Calculating Tension (with rope mass)

[Rayquesto]

Homework Statement

I really didn't plan to post this in hopes of finding a particular solution, but rather to learn what to do if a problem contains a pulley, a tension and a rope with mass, or any problem that had mass of rope and a tension. My professor and I tried working out this problem, but we couldn't find a way to do it. My professor told me that if the rope had mass, then the tension would increase as the distance from the object that is creating tension increases. So, the question is How do you calculate tension if there is mass in a rope?

Homework Equations

F=ma
T=f(y)= mg + (MsubscriptR times g/maximum length) times y
*where y=length from mass creating the tension in the first place.

M d^2y/dt^2 = mg = P(density(rho)) times y times Area times g
where y=f(t) and m=pyA which means there is a second differential equation involved and my professor couldn't figure it out but guessed that it may have been y=(e^c't) + c''

The Attempt at a Solution

The relevant equations are what my professor gave me. I am a little confused as to how the equations connect and where to go next. By the way, I don't really need to know this, but I am highly curious to know how to calculate tension if mass of rope exists. I would also like help in understanding how this relates to masses at the molecular level.

 

[mateomy]

Are you sure it's a differential? I think you can solve that with an integral…maybe not, but that's what it looks like to me.

 

[PhanthomJay]

My professor and I tried working out this problem, but we couldn't find a way to do it. My professor told me that if the rope had mass, then the tension would increase as the distance from the object that is creating tension increases. So, the question is How do you calculate tension if there is mass in a rope?

For a uniform rope with mass, the tension variation in the rope is linear, and your professor is correct. No need for any calculus. Draw Free Body diagrams. Suppose you have a rope hanging from a ceiling that has a mass of 1 kg, and you hang a 2 kg mass from the bottom of it. At the bottom end of the rope, using Newton 1, T = mg, where g = 10m/s/s, then T_min = 20 N. At the top of the rope, T_max = 30N. At the middle of the rope, T_mid = 25 N. A linearly varying tension. The same concept can be used with accelerating masses and ropes with mass.

 

[Rayquesto]

ok thank you. I'm spending sometime thinking about what you are saying and by the looks of it, you are referring to the tensions not just relative to the rope and the ends, but also the tension due to the molecules in the rope.

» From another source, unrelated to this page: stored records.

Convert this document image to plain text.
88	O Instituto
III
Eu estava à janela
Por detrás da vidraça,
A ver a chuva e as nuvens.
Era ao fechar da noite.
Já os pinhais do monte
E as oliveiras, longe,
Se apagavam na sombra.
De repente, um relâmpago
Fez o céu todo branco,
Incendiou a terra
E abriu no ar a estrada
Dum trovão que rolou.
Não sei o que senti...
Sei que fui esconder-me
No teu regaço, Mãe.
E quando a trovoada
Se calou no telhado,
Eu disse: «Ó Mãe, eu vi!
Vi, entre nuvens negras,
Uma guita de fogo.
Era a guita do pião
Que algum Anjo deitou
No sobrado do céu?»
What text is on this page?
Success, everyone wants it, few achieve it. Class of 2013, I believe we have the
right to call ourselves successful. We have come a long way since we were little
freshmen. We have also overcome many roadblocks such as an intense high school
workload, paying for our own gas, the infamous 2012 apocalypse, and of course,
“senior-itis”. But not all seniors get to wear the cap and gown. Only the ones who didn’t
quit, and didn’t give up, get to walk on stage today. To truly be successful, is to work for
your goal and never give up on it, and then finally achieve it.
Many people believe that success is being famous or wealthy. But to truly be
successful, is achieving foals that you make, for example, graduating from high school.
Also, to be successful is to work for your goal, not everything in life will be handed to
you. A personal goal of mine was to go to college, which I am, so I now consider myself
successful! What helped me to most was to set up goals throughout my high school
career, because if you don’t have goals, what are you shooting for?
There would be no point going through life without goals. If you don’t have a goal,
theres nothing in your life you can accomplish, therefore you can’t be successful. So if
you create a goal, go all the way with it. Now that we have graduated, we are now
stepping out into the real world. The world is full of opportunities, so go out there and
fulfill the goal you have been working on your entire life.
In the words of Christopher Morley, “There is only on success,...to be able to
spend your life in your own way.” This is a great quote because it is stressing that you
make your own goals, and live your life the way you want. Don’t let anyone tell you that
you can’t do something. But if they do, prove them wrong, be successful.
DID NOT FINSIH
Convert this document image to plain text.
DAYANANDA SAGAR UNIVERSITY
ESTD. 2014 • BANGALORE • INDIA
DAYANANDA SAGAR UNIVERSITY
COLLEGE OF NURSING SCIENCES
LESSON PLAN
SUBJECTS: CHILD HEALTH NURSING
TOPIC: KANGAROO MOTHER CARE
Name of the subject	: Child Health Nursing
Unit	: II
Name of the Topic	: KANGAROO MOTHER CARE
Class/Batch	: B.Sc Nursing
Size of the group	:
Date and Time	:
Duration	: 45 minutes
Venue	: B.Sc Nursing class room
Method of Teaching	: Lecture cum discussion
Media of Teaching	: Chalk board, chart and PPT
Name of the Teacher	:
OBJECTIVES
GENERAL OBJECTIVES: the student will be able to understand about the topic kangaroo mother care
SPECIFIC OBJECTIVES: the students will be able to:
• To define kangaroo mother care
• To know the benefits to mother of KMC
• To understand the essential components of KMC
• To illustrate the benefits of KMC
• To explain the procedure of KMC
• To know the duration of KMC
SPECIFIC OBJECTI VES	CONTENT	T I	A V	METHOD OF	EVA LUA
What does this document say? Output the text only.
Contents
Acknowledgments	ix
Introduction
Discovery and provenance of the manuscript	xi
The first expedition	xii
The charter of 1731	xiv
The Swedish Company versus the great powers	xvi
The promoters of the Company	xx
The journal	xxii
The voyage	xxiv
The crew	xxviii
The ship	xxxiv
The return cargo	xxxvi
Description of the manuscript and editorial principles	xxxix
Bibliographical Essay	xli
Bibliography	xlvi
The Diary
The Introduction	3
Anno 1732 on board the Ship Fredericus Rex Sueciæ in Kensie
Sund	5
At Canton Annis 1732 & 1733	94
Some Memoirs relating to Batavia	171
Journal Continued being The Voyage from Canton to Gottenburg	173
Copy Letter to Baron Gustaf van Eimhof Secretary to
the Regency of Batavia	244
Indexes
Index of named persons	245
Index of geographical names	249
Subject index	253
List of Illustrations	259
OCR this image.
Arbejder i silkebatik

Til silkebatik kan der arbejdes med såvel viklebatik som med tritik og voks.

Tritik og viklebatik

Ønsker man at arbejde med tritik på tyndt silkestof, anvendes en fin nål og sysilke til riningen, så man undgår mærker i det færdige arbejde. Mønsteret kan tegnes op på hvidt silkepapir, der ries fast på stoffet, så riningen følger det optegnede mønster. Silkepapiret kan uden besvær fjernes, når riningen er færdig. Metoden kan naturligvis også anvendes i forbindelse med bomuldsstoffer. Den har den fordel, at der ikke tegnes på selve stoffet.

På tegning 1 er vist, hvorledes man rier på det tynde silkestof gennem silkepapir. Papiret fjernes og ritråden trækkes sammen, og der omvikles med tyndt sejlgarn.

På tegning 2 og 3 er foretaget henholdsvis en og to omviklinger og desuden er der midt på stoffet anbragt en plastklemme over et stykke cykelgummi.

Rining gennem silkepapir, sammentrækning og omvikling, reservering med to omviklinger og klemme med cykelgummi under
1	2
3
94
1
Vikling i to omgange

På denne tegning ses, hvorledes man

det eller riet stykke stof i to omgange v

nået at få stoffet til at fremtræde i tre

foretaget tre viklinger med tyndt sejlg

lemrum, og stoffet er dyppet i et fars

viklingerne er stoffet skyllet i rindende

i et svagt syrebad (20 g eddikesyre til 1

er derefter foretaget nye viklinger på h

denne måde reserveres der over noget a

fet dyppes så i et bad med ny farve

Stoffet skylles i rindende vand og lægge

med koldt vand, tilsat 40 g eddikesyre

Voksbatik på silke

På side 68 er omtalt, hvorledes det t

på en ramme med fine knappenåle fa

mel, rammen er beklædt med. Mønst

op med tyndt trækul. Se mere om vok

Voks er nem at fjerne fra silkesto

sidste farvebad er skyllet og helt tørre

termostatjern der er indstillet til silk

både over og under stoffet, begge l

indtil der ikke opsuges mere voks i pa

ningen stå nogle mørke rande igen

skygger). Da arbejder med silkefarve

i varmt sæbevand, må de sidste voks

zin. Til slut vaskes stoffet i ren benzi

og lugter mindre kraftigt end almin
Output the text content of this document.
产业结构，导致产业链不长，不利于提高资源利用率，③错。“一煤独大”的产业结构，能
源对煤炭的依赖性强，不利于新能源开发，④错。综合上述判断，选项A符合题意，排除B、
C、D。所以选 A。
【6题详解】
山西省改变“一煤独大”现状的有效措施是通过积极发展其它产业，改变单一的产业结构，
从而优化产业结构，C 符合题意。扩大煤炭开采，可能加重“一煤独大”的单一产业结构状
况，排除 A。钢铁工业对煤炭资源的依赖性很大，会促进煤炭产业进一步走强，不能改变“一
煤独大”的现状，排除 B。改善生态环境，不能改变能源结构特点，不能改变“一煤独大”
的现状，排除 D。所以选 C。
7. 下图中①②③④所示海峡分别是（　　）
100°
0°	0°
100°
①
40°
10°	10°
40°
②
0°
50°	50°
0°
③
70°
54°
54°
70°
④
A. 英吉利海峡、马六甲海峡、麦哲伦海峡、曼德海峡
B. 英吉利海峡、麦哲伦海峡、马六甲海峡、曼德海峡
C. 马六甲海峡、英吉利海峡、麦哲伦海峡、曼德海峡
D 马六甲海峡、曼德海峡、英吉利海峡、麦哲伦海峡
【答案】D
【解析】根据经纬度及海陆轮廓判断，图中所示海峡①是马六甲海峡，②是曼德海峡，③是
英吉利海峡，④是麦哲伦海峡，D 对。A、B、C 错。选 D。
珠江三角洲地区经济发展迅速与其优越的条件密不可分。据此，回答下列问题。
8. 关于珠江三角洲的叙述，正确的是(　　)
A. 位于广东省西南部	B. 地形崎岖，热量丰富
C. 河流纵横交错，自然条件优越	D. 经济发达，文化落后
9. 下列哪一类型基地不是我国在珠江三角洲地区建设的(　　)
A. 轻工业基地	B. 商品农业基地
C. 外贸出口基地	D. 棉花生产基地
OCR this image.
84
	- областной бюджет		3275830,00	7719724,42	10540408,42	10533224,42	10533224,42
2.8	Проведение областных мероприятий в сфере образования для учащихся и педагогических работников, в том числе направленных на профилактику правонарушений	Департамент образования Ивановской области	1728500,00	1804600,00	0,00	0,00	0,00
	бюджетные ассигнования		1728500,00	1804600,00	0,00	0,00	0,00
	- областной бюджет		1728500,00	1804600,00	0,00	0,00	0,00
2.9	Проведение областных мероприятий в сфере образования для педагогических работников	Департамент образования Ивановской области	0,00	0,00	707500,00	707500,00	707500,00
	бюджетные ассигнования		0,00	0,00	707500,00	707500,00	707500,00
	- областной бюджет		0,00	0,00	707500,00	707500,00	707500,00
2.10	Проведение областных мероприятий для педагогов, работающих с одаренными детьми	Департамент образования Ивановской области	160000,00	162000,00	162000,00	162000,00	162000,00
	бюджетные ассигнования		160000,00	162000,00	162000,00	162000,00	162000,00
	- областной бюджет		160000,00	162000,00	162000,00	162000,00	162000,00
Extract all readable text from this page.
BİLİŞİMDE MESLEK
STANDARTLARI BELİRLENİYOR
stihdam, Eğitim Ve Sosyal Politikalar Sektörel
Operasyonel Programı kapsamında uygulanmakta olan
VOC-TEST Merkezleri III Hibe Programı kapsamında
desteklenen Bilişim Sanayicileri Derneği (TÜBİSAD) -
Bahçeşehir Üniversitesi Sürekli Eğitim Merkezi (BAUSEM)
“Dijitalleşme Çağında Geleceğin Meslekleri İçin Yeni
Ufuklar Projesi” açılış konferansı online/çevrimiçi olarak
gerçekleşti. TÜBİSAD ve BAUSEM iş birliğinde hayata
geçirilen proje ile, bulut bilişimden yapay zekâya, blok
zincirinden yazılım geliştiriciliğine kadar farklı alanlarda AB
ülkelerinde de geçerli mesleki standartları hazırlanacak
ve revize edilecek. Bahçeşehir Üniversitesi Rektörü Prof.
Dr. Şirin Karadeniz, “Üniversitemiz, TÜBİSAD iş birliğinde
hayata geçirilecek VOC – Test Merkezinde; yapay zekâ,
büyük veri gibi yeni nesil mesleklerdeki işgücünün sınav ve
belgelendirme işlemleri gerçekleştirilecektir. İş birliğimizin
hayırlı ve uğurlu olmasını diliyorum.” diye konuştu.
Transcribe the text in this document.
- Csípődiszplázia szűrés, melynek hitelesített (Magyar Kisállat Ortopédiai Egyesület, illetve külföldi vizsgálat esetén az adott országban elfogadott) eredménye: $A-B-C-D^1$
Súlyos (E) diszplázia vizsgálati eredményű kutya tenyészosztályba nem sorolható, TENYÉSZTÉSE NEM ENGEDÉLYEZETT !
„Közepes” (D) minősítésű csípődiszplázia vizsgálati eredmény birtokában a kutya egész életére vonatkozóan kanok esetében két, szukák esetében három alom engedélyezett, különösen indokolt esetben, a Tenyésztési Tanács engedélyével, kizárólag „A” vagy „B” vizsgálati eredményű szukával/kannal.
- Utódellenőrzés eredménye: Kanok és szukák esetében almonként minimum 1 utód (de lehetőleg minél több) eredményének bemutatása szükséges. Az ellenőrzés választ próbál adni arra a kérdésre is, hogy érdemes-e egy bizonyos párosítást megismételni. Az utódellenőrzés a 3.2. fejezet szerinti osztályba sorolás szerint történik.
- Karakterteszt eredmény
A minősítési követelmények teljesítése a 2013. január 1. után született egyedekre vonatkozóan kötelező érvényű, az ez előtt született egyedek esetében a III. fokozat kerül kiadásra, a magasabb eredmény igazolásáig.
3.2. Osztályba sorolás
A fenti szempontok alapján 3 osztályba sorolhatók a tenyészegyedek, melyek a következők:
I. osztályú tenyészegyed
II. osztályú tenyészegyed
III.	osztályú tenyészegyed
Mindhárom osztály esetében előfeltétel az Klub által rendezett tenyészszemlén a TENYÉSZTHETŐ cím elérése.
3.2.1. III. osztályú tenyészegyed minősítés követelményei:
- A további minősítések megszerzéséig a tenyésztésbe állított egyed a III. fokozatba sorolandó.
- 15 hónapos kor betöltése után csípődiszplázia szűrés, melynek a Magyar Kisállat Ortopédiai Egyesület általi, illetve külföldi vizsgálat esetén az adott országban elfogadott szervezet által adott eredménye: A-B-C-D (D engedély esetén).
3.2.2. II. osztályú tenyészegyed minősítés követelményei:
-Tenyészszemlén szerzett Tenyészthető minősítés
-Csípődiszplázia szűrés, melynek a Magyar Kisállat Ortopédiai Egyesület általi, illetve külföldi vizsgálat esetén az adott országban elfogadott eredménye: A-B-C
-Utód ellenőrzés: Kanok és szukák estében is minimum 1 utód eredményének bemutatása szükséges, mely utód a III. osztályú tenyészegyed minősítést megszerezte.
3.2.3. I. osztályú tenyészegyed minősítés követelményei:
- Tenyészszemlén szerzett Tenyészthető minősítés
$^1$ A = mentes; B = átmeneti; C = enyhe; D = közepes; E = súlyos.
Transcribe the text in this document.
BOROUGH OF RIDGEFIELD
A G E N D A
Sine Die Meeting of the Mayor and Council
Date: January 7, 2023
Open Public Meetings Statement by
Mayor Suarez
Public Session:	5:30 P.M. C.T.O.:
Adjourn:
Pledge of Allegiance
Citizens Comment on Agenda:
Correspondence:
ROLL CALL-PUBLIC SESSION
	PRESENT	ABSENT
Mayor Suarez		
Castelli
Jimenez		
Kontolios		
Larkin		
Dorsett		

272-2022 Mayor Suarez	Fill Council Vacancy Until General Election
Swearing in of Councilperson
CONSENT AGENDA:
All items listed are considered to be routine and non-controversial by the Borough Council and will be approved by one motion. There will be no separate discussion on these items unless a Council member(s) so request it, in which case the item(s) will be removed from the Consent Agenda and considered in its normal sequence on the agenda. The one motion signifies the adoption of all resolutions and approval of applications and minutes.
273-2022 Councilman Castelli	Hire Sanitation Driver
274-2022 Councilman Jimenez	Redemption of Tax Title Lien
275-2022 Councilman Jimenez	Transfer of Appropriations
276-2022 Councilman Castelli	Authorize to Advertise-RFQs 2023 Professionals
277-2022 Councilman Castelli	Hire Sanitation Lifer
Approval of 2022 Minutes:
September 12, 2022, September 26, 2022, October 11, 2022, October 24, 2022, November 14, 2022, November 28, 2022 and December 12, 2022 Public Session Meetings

How does that work? doesn't the entire rope contain mass? Wouldn't that mean that tension would depend upon a constant that contains a differential equation which tells also the weight at a certain point? Well, I see what you are saying when you mean that the tensions vary linearly. So, linearly with a constant that depends upon distance from fixed points?

 

[PhanthomJay]

ok thank you. I'm spending sometime thinking about what you are saying and by the looks of it, you are referring to the tensions not just relative to the rope and the ends, but also the tension due to the molecules in the rope. How does that work? doesn't the entire rope contain mass? Wouldn't that mean that tension would depend upon a constant that contains a differential equation which tells also the weight at a certain point? Well, I see what you are saying when you mean that the tensions vary linearly. So, linearly with a constant that depends upon distance from fixed points?

Tension represents a force in the entire rope at a given point along its length. It does not represent the force in individual molecules. If the rope had a tension of 100 N at a certain point, and it was made up of 100 individual smaller strands, each strand of the rope would experience a tension of 1 N. For a uniform rope of mass m hanging vertically, the tension varies linearly from a max at the top end to a min at the bot end.

 

[Rayquesto]

I'm going to have to ask my professor about the whole idea of the molecules in the rope and how there are small springs. He sounded very confident that there are tensions in them. I don't know who to believe yet. He seemed very imaginative and correct.

 

[PhanthomJay]

I'm going to have to ask my professor about the whole idea of the molecules in the rope and how there are small springs. He sounded very confident that there are tensions in them. I don't know who to believe yet. He seemed very imaginative and correct.

Prof is right. The point I was making is that if the tension in a rope is 100 N, and there are a zillion molecules across the ropes cross section, then the tension in each molecule is one-one zillionth of 100 N. The sum total of the tensions in each molecule at the surface area cross section is the total rope tension at that plane.

 

[Rayquesto]

I see! Ok OK OKAH! thank you. I get the big picture now. You sound much more clearer now, or rather you make much more sense now.